2. Frisuren. Ich mag einfach das Gestalten von Haaren. Ob Dreads (Dreads! <3), kreative Dutts, Zöpfe oder sonstige Frisuren und allen erdenklichen Formen – toll! Ich finde es echt schade, wie gleich und einheitlich viele Mädels aussehen. Es gibt so viele tolle Möglichkeiten, und trotzdem sehe ich fast nur schräges Pony, Seitenscheitel, etwas stufig und lang. Traut euch was!

3. Seelenstyling und -hygiene. Das klingt wieder so floskelmäßig, aber Schönheit ist nun mal keine reine Aussehenssache, sondern hat so viel mit den zu tun, was von innen kommt.
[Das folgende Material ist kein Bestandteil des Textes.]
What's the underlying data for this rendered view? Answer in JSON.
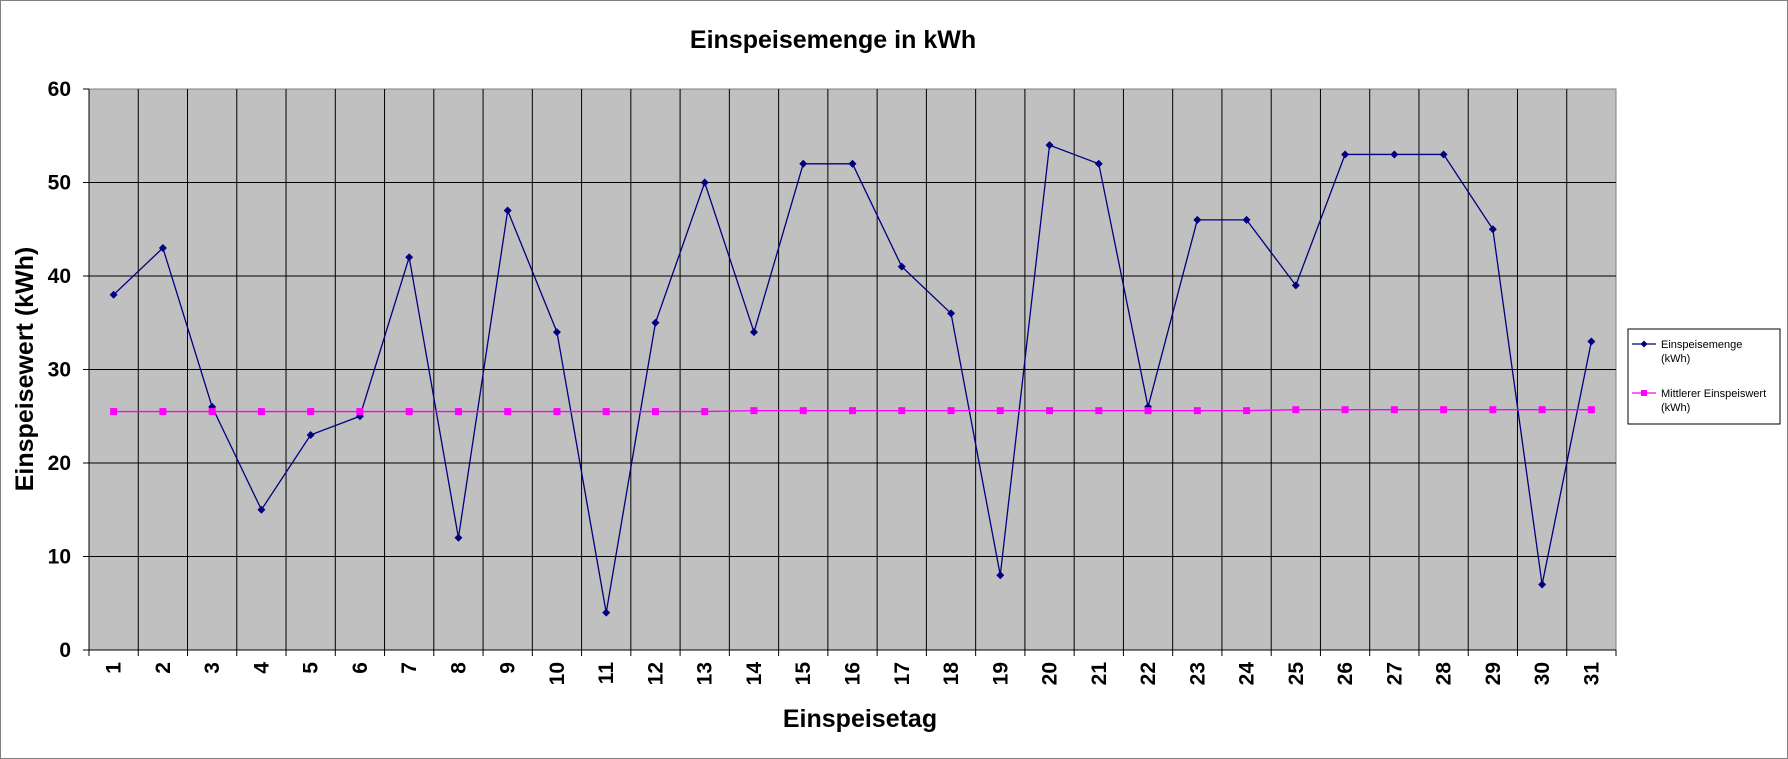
{
  "chart_data": {
    "type": "line",
    "title": "Einspeisemenge in kWh",
    "xlabel": "Einspeisetag",
    "ylabel": "Einspeisewert  (kWh)",
    "categories": [
      "1",
      "2",
      "3",
      "4",
      "5",
      "6",
      "7",
      "8",
      "9",
      "10",
      "11",
      "12",
      "13",
      "14",
      "15",
      "16",
      "17",
      "18",
      "19",
      "20",
      "21",
      "22",
      "23",
      "24",
      "25",
      "26",
      "27",
      "28",
      "29",
      "30",
      "31"
    ],
    "ylim": [
      0,
      60
    ],
    "yticks": [
      "0",
      "10",
      "20",
      "30",
      "40",
      "50",
      "60"
    ],
    "grid": true,
    "legend_position": "right",
    "series": [
      {
        "name": "Einspeisemenge (kWh)",
        "legend_lines": [
          "Einspeisemenge",
          "(kWh)"
        ],
        "color": "#000080",
        "marker": "diamond",
        "values": [
          38,
          43,
          26,
          15,
          23,
          25,
          42,
          12,
          47,
          34,
          4,
          35,
          50,
          34,
          52,
          52,
          41,
          36,
          8,
          54,
          52,
          26,
          46,
          46,
          39,
          53,
          53,
          53,
          45,
          7,
          33
        ]
      },
      {
        "name": "Mittlerer Einspeiswert (kWh)",
        "legend_lines": [
          "Mittlerer Einspeiswert",
          "(kWh)"
        ],
        "color": "#ff00ff",
        "marker": "square",
        "values": [
          25.5,
          25.5,
          25.5,
          25.5,
          25.5,
          25.5,
          25.5,
          25.5,
          25.5,
          25.5,
          25.5,
          25.5,
          25.5,
          25.6,
          25.6,
          25.6,
          25.6,
          25.6,
          25.6,
          25.6,
          25.6,
          25.6,
          25.6,
          25.6,
          25.7,
          25.7,
          25.7,
          25.7,
          25.7,
          25.7,
          25.7
        ]
      }
    ],
    "plot_background": "#c0c0c0"
  }
}
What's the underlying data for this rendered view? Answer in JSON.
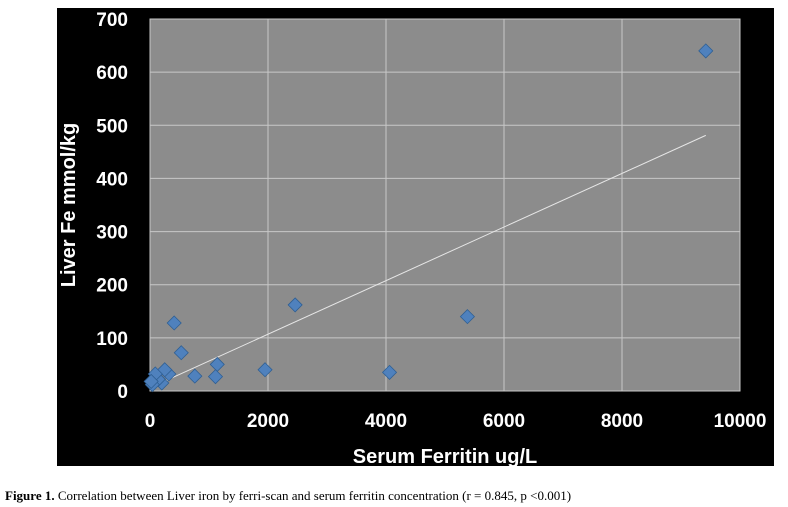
{
  "chart_data": {
    "type": "scatter",
    "title": "",
    "xlabel": "Serum Ferritin ug/L",
    "ylabel": "Liver Fe mmol/kg",
    "xlim": [
      0,
      10000
    ],
    "ylim": [
      0,
      700
    ],
    "x_ticks": [
      "0",
      "2000",
      "4000",
      "6000",
      "8000",
      "10000"
    ],
    "y_ticks": [
      "0",
      "100",
      "200",
      "300",
      "400",
      "500",
      "600",
      "700"
    ],
    "grid": true,
    "legend": "none",
    "marker": "diamond",
    "marker_color": "#4f81bd",
    "background": "#000000",
    "plot_area_color": "#8c8c8c",
    "points": [
      {
        "x": 9420,
        "y": 640
      },
      {
        "x": 5380,
        "y": 140
      },
      {
        "x": 4060,
        "y": 35
      },
      {
        "x": 2460,
        "y": 162
      },
      {
        "x": 1950,
        "y": 40
      },
      {
        "x": 1140,
        "y": 50
      },
      {
        "x": 1110,
        "y": 27
      },
      {
        "x": 760,
        "y": 28
      },
      {
        "x": 530,
        "y": 72
      },
      {
        "x": 410,
        "y": 128
      },
      {
        "x": 320,
        "y": 32
      },
      {
        "x": 250,
        "y": 40
      },
      {
        "x": 200,
        "y": 15
      },
      {
        "x": 140,
        "y": 22
      },
      {
        "x": 90,
        "y": 32
      },
      {
        "x": 40,
        "y": 12
      },
      {
        "x": 20,
        "y": 18
      }
    ],
    "trendline": {
      "x": [
        0,
        9420
      ],
      "y": [
        6,
        481
      ],
      "color": "#e6e6e6"
    }
  },
  "caption": {
    "label": "Figure 1.",
    "text": " Correlation between Liver iron by ferri-scan and serum ferritin concentration (r = 0.845, p <0.001)"
  }
}
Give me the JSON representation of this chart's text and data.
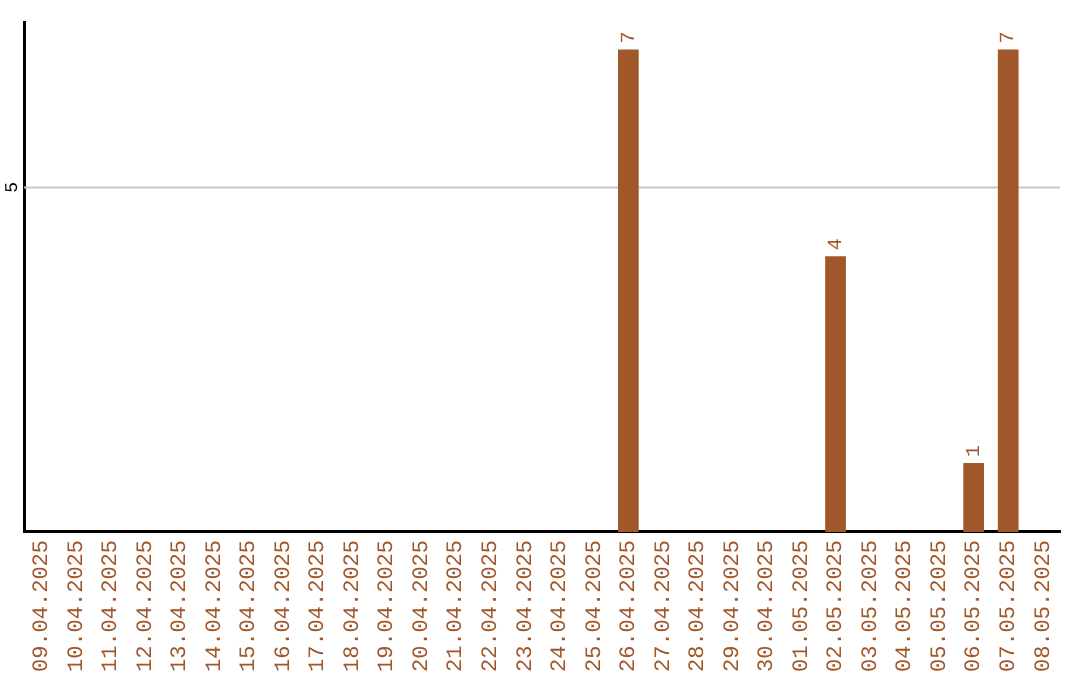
{
  "chart_data": {
    "type": "bar",
    "categories": [
      "09.04.2025",
      "10.04.2025",
      "11.04.2025",
      "12.04.2025",
      "13.04.2025",
      "14.04.2025",
      "15.04.2025",
      "16.04.2025",
      "17.04.2025",
      "18.04.2025",
      "19.04.2025",
      "20.04.2025",
      "21.04.2025",
      "22.04.2025",
      "23.04.2025",
      "24.04.2025",
      "25.04.2025",
      "26.04.2025",
      "27.04.2025",
      "28.04.2025",
      "29.04.2025",
      "30.04.2025",
      "01.05.2025",
      "02.05.2025",
      "03.05.2025",
      "04.05.2025",
      "05.05.2025",
      "06.05.2025",
      "07.05.2025",
      "08.05.2025"
    ],
    "values": [
      null,
      null,
      null,
      null,
      null,
      null,
      null,
      null,
      null,
      null,
      null,
      null,
      null,
      null,
      null,
      null,
      null,
      7,
      null,
      null,
      null,
      null,
      null,
      4,
      null,
      null,
      null,
      1,
      7,
      null
    ],
    "value_labels": [
      null,
      null,
      null,
      null,
      null,
      null,
      null,
      null,
      null,
      null,
      null,
      null,
      null,
      null,
      null,
      null,
      null,
      "7",
      null,
      null,
      null,
      null,
      null,
      "4",
      null,
      null,
      null,
      "1",
      "7",
      null
    ],
    "color": "#a0572a",
    "ylim": [
      0,
      7.4
    ],
    "ref_lines": [
      {
        "axis": "y",
        "value": 5,
        "label": "5",
        "color": "#c8c8c8"
      }
    ]
  }
}
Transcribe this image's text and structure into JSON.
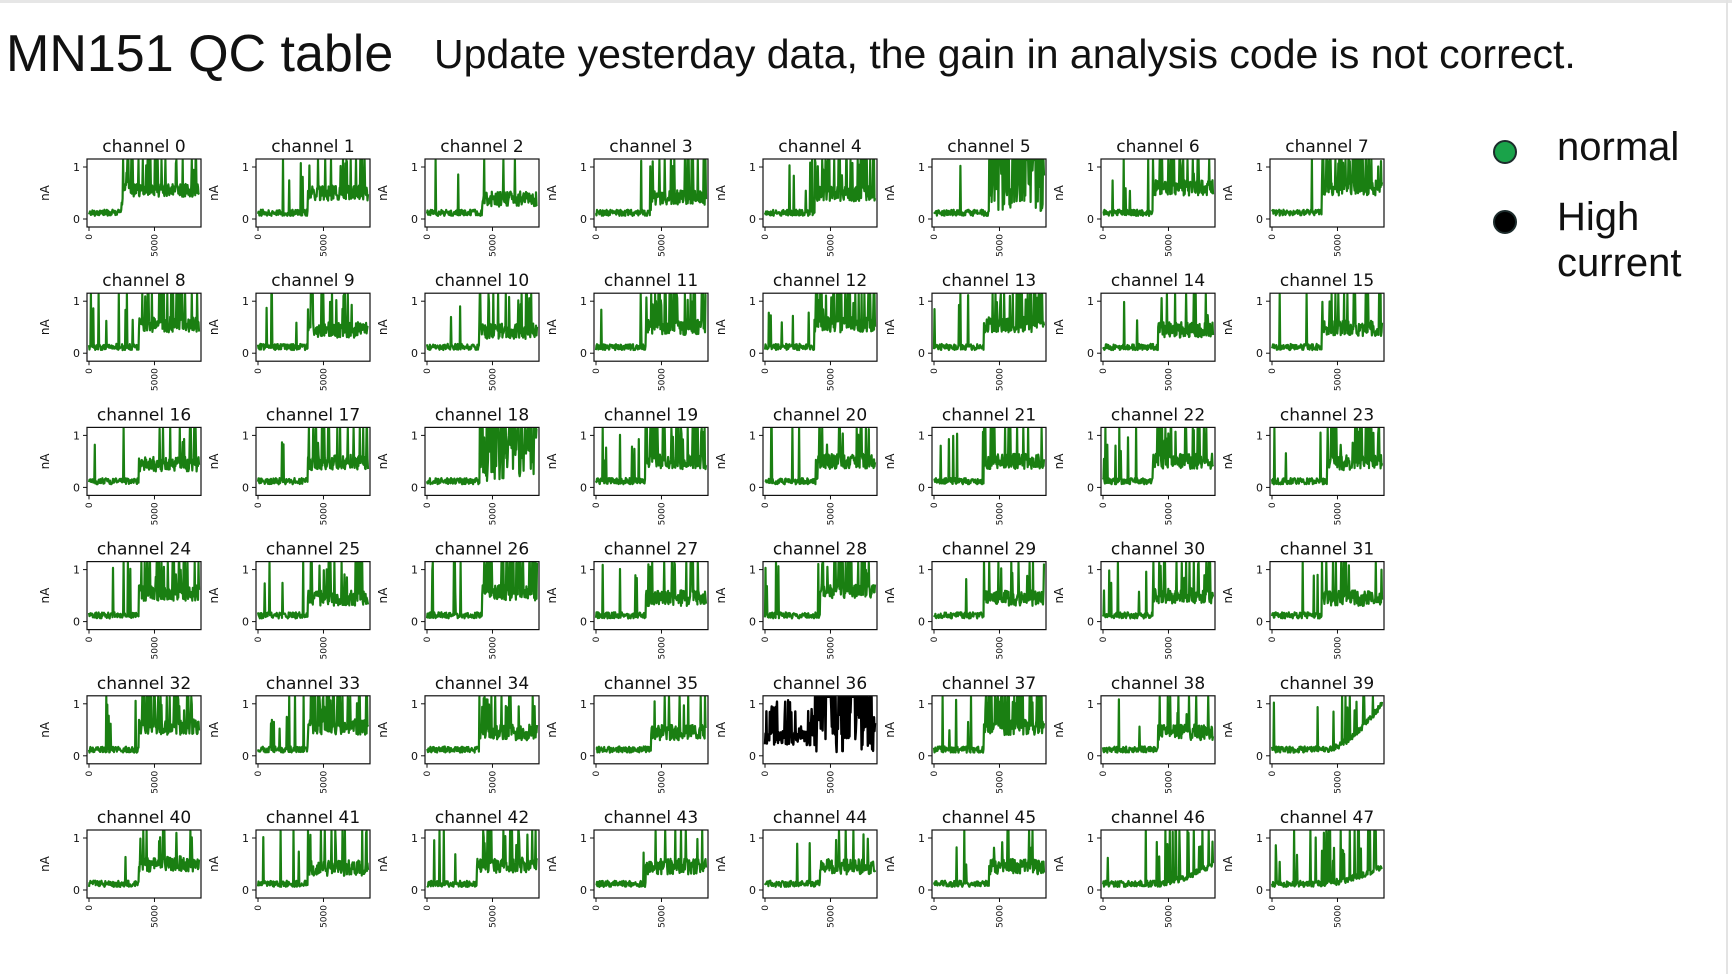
{
  "page": {
    "title": "MN151 QC table",
    "subtitle": "Update yesterday data, the gain in analysis code is not correct."
  },
  "legend": {
    "items": [
      {
        "label": "normal",
        "color": "#1aa34a",
        "icon": "circle-marker"
      },
      {
        "label": "High current",
        "color": "#000000",
        "icon": "circle-marker"
      }
    ]
  },
  "colors": {
    "normal_trace": "#1a7f12",
    "high_current_trace": "#000000"
  },
  "chart_data": {
    "type": "line",
    "grid": false,
    "ylabel": "nA",
    "xlabel": "",
    "y_ticks": [
      "0",
      "1"
    ],
    "x_ticks": [
      "0",
      "5000"
    ],
    "ylim": [
      0,
      1
    ],
    "x_range": [
      0,
      8400
    ],
    "status_legend": [
      "normal",
      "High current"
    ],
    "panels": [
      {
        "title": "channel 0",
        "status": "normal",
        "baseline": 0.12,
        "plateau": 0.55,
        "onset": 0.34,
        "spikes": 0.35,
        "shape": "hump"
      },
      {
        "title": "channel 1",
        "status": "normal",
        "baseline": 0.12,
        "plateau": 0.5,
        "onset": 0.45,
        "spikes": 0.4,
        "shape": "step"
      },
      {
        "title": "channel 2",
        "status": "normal",
        "baseline": 0.12,
        "plateau": 0.38,
        "onset": 0.5,
        "spikes": 0.15,
        "shape": "step"
      },
      {
        "title": "channel 3",
        "status": "normal",
        "baseline": 0.12,
        "plateau": 0.42,
        "onset": 0.5,
        "spikes": 0.2,
        "shape": "step"
      },
      {
        "title": "channel 4",
        "status": "normal",
        "baseline": 0.12,
        "plateau": 0.48,
        "onset": 0.45,
        "spikes": 0.5,
        "shape": "step"
      },
      {
        "title": "channel 5",
        "status": "normal",
        "baseline": 0.12,
        "plateau": 1.0,
        "onset": 0.5,
        "spikes": 0.2,
        "shape": "saturate"
      },
      {
        "title": "channel 6",
        "status": "normal",
        "baseline": 0.12,
        "plateau": 0.6,
        "onset": 0.45,
        "spikes": 0.5,
        "shape": "step"
      },
      {
        "title": "channel 7",
        "status": "normal",
        "baseline": 0.12,
        "plateau": 0.6,
        "onset": 0.45,
        "spikes": 0.7,
        "shape": "step"
      },
      {
        "title": "channel 8",
        "status": "normal",
        "baseline": 0.12,
        "plateau": 0.55,
        "onset": 0.45,
        "spikes": 0.5,
        "shape": "step"
      },
      {
        "title": "channel 9",
        "status": "normal",
        "baseline": 0.12,
        "plateau": 0.45,
        "onset": 0.45,
        "spikes": 0.3,
        "shape": "step"
      },
      {
        "title": "channel 10",
        "status": "normal",
        "baseline": 0.12,
        "plateau": 0.42,
        "onset": 0.48,
        "spikes": 0.3,
        "shape": "step"
      },
      {
        "title": "channel 11",
        "status": "normal",
        "baseline": 0.12,
        "plateau": 0.5,
        "onset": 0.45,
        "spikes": 0.5,
        "shape": "step"
      },
      {
        "title": "channel 12",
        "status": "normal",
        "baseline": 0.12,
        "plateau": 0.55,
        "onset": 0.45,
        "spikes": 0.6,
        "shape": "step"
      },
      {
        "title": "channel 13",
        "status": "normal",
        "baseline": 0.12,
        "plateau": 0.55,
        "onset": 0.45,
        "spikes": 0.6,
        "shape": "step"
      },
      {
        "title": "channel 14",
        "status": "normal",
        "baseline": 0.12,
        "plateau": 0.45,
        "onset": 0.5,
        "spikes": 0.3,
        "shape": "step"
      },
      {
        "title": "channel 15",
        "status": "normal",
        "baseline": 0.12,
        "plateau": 0.48,
        "onset": 0.45,
        "spikes": 0.4,
        "shape": "step"
      },
      {
        "title": "channel 16",
        "status": "normal",
        "baseline": 0.12,
        "plateau": 0.45,
        "onset": 0.45,
        "spikes": 0.3,
        "shape": "step"
      },
      {
        "title": "channel 17",
        "status": "normal",
        "baseline": 0.12,
        "plateau": 0.48,
        "onset": 0.45,
        "spikes": 0.4,
        "shape": "step"
      },
      {
        "title": "channel 18",
        "status": "normal",
        "baseline": 0.12,
        "plateau": 1.0,
        "onset": 0.48,
        "spikes": 0.3,
        "shape": "saturate"
      },
      {
        "title": "channel 19",
        "status": "normal",
        "baseline": 0.12,
        "plateau": 0.5,
        "onset": 0.45,
        "spikes": 0.8,
        "shape": "step"
      },
      {
        "title": "channel 20",
        "status": "normal",
        "baseline": 0.12,
        "plateau": 0.5,
        "onset": 0.48,
        "spikes": 0.3,
        "shape": "step"
      },
      {
        "title": "channel 21",
        "status": "normal",
        "baseline": 0.12,
        "plateau": 0.5,
        "onset": 0.45,
        "spikes": 0.4,
        "shape": "step"
      },
      {
        "title": "channel 22",
        "status": "normal",
        "baseline": 0.12,
        "plateau": 0.5,
        "onset": 0.45,
        "spikes": 0.5,
        "shape": "step"
      },
      {
        "title": "channel 23",
        "status": "normal",
        "baseline": 0.12,
        "plateau": 0.48,
        "onset": 0.5,
        "spikes": 0.5,
        "shape": "step"
      },
      {
        "title": "channel 24",
        "status": "normal",
        "baseline": 0.12,
        "plateau": 0.55,
        "onset": 0.45,
        "spikes": 0.5,
        "shape": "step"
      },
      {
        "title": "channel 25",
        "status": "normal",
        "baseline": 0.12,
        "plateau": 0.45,
        "onset": 0.45,
        "spikes": 0.3,
        "shape": "step"
      },
      {
        "title": "channel 26",
        "status": "normal",
        "baseline": 0.12,
        "plateau": 0.55,
        "onset": 0.5,
        "spikes": 0.6,
        "shape": "step"
      },
      {
        "title": "channel 27",
        "status": "normal",
        "baseline": 0.12,
        "plateau": 0.45,
        "onset": 0.45,
        "spikes": 0.3,
        "shape": "step"
      },
      {
        "title": "channel 28",
        "status": "normal",
        "baseline": 0.12,
        "plateau": 0.6,
        "onset": 0.5,
        "spikes": 0.7,
        "shape": "step"
      },
      {
        "title": "channel 29",
        "status": "normal",
        "baseline": 0.12,
        "plateau": 0.45,
        "onset": 0.45,
        "spikes": 0.3,
        "shape": "step"
      },
      {
        "title": "channel 30",
        "status": "normal",
        "baseline": 0.12,
        "plateau": 0.5,
        "onset": 0.45,
        "spikes": 0.4,
        "shape": "step"
      },
      {
        "title": "channel 31",
        "status": "normal",
        "baseline": 0.12,
        "plateau": 0.45,
        "onset": 0.45,
        "spikes": 0.3,
        "shape": "step"
      },
      {
        "title": "channel 32",
        "status": "normal",
        "baseline": 0.12,
        "plateau": 0.55,
        "onset": 0.45,
        "spikes": 0.5,
        "shape": "step"
      },
      {
        "title": "channel 33",
        "status": "normal",
        "baseline": 0.12,
        "plateau": 0.55,
        "onset": 0.45,
        "spikes": 0.7,
        "shape": "step"
      },
      {
        "title": "channel 34",
        "status": "normal",
        "baseline": 0.12,
        "plateau": 0.45,
        "onset": 0.48,
        "spikes": 0.3,
        "shape": "step"
      },
      {
        "title": "channel 35",
        "status": "normal",
        "baseline": 0.12,
        "plateau": 0.45,
        "onset": 0.5,
        "spikes": 0.3,
        "shape": "step"
      },
      {
        "title": "channel 36",
        "status": "High current",
        "baseline": 0.2,
        "plateau": 0.8,
        "onset": 0.45,
        "spikes": 0.6,
        "shape": "saturate"
      },
      {
        "title": "channel 37",
        "status": "normal",
        "baseline": 0.12,
        "plateau": 0.55,
        "onset": 0.45,
        "spikes": 0.7,
        "shape": "step"
      },
      {
        "title": "channel 38",
        "status": "normal",
        "baseline": 0.12,
        "plateau": 0.45,
        "onset": 0.5,
        "spikes": 0.3,
        "shape": "step"
      },
      {
        "title": "channel 39",
        "status": "normal",
        "baseline": 0.12,
        "plateau": 1.0,
        "onset": 0.5,
        "spikes": 0.2,
        "shape": "ramp"
      },
      {
        "title": "channel 40",
        "status": "normal",
        "baseline": 0.12,
        "plateau": 0.5,
        "onset": 0.45,
        "spikes": 0.3,
        "shape": "step"
      },
      {
        "title": "channel 41",
        "status": "normal",
        "baseline": 0.12,
        "plateau": 0.42,
        "onset": 0.45,
        "spikes": 0.2,
        "shape": "step"
      },
      {
        "title": "channel 42",
        "status": "normal",
        "baseline": 0.12,
        "plateau": 0.48,
        "onset": 0.45,
        "spikes": 0.4,
        "shape": "step"
      },
      {
        "title": "channel 43",
        "status": "normal",
        "baseline": 0.12,
        "plateau": 0.45,
        "onset": 0.45,
        "spikes": 0.2,
        "shape": "step"
      },
      {
        "title": "channel 44",
        "status": "normal",
        "baseline": 0.12,
        "plateau": 0.45,
        "onset": 0.5,
        "spikes": 0.2,
        "shape": "step"
      },
      {
        "title": "channel 45",
        "status": "normal",
        "baseline": 0.12,
        "plateau": 0.45,
        "onset": 0.5,
        "spikes": 0.3,
        "shape": "step"
      },
      {
        "title": "channel 46",
        "status": "normal",
        "baseline": 0.12,
        "plateau": 0.5,
        "onset": 0.5,
        "spikes": 0.5,
        "shape": "ramp"
      },
      {
        "title": "channel 47",
        "status": "normal",
        "baseline": 0.12,
        "plateau": 0.45,
        "onset": 0.45,
        "spikes": 0.7,
        "shape": "ramp"
      }
    ]
  }
}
Und wenn eine Frau von innen heraus schön ist, verkrafte ich auch schwarzen Lippenstift, einen gelb-lila Pulli und einen Gang wie bei Hochsee. ;-)

Keine Angst, ich werde das hier NICHT (niemals! bloß nicht!) zu so einem Mode-Lifestyle-Irgendwas-Blog machen. Das war nur so ein kleiner Exkurs. Meine Meinung zum Thema Mode generell lasse ich bei meinem Vorausblick auf das Modejahr 2014 durchscheinen. (Achtung! Leichte Anflüge von Sarkasmus und Ironie sind zu berücksichtigen!)

wohltuende Worte

„Hey, wo hast du diese Decke her?“
„Die lag hier rum.“
„Gibts da noch mehr von?“
„Nein, ich glaube nicht. Hier, nimm meine.“
„Ach Quatsch, behalte ruhig.“
„Sina, du bist die Frau und du verdienst es.“
„Danke.“

Du hast ja keine Ahnung, wie gut mir dieser Satz getan hat.